If that attitude does not encourage us to be thankful, then perhaps we ought to be like the man who was
attending a prayer meeting.
Different members were telling what they were grateful for.
This particular old fellow, in poor health, without much money, nagged at home by an ever-complaining wife,
said very simply, "I'm thankful that I am alive."
That may not sound very profound, but it is certainly something to consider -- being thankful just for being alive.
The older I get, the more grateful I am that I have life for another year, another month, another day, even another hour.
A pastor went to the cemetery with an 80-year-old man to bury one of his friends.
As they walked among the tombstones going to the grave, the old man kept stopping to point to the names
of those who were already dead and buried.
"I knew him," he would say. "I knew her."
Then he was suddenly overwhelmed by the fact that he knew more people in the cemetery than he knew back in the city.
"I have more friends out here," he said, "than I have still living."
Soon after this, he went on to join his friends in eternity.

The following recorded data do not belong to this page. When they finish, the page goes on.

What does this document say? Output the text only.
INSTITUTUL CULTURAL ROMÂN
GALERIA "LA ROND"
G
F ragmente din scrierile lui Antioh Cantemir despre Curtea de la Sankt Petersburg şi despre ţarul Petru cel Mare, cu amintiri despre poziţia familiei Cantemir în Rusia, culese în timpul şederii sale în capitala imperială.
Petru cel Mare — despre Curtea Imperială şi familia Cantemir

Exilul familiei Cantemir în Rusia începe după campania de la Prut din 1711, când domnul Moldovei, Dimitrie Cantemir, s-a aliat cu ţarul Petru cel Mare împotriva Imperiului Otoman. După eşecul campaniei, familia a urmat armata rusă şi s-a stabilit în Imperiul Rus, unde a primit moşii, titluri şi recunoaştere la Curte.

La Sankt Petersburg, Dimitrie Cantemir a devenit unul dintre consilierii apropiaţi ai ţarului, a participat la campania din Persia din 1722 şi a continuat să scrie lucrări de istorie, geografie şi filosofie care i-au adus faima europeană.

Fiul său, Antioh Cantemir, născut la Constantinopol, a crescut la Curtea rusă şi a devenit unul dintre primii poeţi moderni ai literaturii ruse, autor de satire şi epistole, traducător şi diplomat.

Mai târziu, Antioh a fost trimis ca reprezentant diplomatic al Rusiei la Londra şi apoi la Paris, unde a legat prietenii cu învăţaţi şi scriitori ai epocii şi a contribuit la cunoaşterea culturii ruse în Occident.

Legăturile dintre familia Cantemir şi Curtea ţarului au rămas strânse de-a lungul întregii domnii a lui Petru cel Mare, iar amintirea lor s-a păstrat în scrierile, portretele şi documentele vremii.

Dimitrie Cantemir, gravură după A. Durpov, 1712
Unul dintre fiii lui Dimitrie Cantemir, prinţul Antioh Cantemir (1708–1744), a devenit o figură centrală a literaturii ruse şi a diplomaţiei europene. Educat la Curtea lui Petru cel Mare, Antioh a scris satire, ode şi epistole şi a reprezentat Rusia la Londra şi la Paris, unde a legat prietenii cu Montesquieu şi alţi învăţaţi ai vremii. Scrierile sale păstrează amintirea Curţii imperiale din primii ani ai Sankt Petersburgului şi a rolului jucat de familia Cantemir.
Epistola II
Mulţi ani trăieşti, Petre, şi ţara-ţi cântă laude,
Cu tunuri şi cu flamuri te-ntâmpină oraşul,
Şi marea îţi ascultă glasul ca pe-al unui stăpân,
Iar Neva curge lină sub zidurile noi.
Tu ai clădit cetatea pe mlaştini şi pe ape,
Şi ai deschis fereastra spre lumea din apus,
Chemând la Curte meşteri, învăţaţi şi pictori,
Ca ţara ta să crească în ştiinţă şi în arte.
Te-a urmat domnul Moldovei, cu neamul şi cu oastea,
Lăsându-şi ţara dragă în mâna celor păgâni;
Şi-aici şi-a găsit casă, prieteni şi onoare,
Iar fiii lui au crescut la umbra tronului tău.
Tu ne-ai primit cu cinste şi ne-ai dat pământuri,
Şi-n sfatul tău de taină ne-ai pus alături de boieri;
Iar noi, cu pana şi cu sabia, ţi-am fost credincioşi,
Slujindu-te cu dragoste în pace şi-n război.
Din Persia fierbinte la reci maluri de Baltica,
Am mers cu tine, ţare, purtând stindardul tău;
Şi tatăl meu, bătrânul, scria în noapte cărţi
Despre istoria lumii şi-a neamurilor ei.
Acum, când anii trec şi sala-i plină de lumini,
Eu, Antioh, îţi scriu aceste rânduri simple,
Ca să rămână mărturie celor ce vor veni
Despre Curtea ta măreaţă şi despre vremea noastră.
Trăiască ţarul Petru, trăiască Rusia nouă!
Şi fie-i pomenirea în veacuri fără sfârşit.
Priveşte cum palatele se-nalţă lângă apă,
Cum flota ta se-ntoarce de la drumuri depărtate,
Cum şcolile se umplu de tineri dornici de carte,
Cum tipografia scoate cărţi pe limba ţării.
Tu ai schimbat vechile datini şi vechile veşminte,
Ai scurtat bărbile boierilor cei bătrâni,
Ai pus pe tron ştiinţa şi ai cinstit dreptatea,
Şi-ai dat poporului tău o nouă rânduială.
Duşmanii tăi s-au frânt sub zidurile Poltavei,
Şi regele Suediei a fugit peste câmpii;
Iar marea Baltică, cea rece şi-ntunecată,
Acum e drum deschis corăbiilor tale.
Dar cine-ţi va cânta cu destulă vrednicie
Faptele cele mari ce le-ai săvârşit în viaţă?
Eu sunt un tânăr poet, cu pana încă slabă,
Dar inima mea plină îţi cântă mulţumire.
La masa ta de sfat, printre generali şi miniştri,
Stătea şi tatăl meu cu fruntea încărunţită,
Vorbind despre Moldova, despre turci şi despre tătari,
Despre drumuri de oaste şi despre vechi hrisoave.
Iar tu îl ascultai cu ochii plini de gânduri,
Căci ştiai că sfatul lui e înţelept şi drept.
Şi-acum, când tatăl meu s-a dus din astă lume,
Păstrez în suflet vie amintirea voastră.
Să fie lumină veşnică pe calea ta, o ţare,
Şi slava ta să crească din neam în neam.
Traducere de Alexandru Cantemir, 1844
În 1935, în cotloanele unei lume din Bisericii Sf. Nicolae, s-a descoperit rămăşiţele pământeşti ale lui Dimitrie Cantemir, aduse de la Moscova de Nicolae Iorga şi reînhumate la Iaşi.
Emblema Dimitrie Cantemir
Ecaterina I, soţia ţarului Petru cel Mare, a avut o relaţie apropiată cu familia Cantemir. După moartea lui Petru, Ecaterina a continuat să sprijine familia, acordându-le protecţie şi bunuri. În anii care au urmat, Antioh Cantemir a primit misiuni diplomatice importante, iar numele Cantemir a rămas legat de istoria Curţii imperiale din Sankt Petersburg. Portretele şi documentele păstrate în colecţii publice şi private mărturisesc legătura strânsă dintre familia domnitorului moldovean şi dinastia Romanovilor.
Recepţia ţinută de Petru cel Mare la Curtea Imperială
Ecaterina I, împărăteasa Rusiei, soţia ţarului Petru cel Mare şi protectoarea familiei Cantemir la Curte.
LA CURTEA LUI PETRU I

One day you and I are going to make that last, long journey.
In the meantime, we have life in this world.
We have life with its challenges and blessings and times of joy and ecstasy.
We also have life with its occasional pain and problems.
We have life when it is exciting.
We have times of surprises and of incomparable inspiration, when we feel lifted out of ourselves
into the very presence of the living God.
How can any one of us be ungrateful?
How can any one of us fail to thank God for the sheer joy of living, whatever our circumstances?
I like what the British actor Robert Morley had to say about gratitude:
"I am not an introspective man," he said, "but I am, I hope, a grateful one.
Life has treated me kindly, and should she suddenly withdraw her favors,
I hope I shall always be mindful that for over 50 years the sun has shone on my back."
When you consider all of your piled-up blessings, how can you fail to say with the psalmist,
"I will give thanks to the Lord with my whole heart; I will tell of all thy wonderful deeds."
Sermon by Dr. Harold L. White
Email Dr. White at email@example.com
An additional illustration:
Sir Winston Churchill once told how utterly ungrateful some people can be.
He told how there was a sailor who plunged into the cold waters of Plymouth Harbour to rescue a small boy from drowning.
A few days later, the gallant hero met the boy with his mother on the streets of Plymouth.
The youngster nudged his mother, who remembered having seen the sailor somewhere.
But, she could not be positive about it, so she asked,
"Are you the man who pulled my little boy out of the water?"
The sailor grinned, saluted, and answered briskly, "Yes, Ma'am."
In the back of his mind, he was deciding how to respond to her thanks, but she saved him the trouble.
With her stern face set and without a smile on her lips, she snapped at the sailor, "Then, where's his cap?"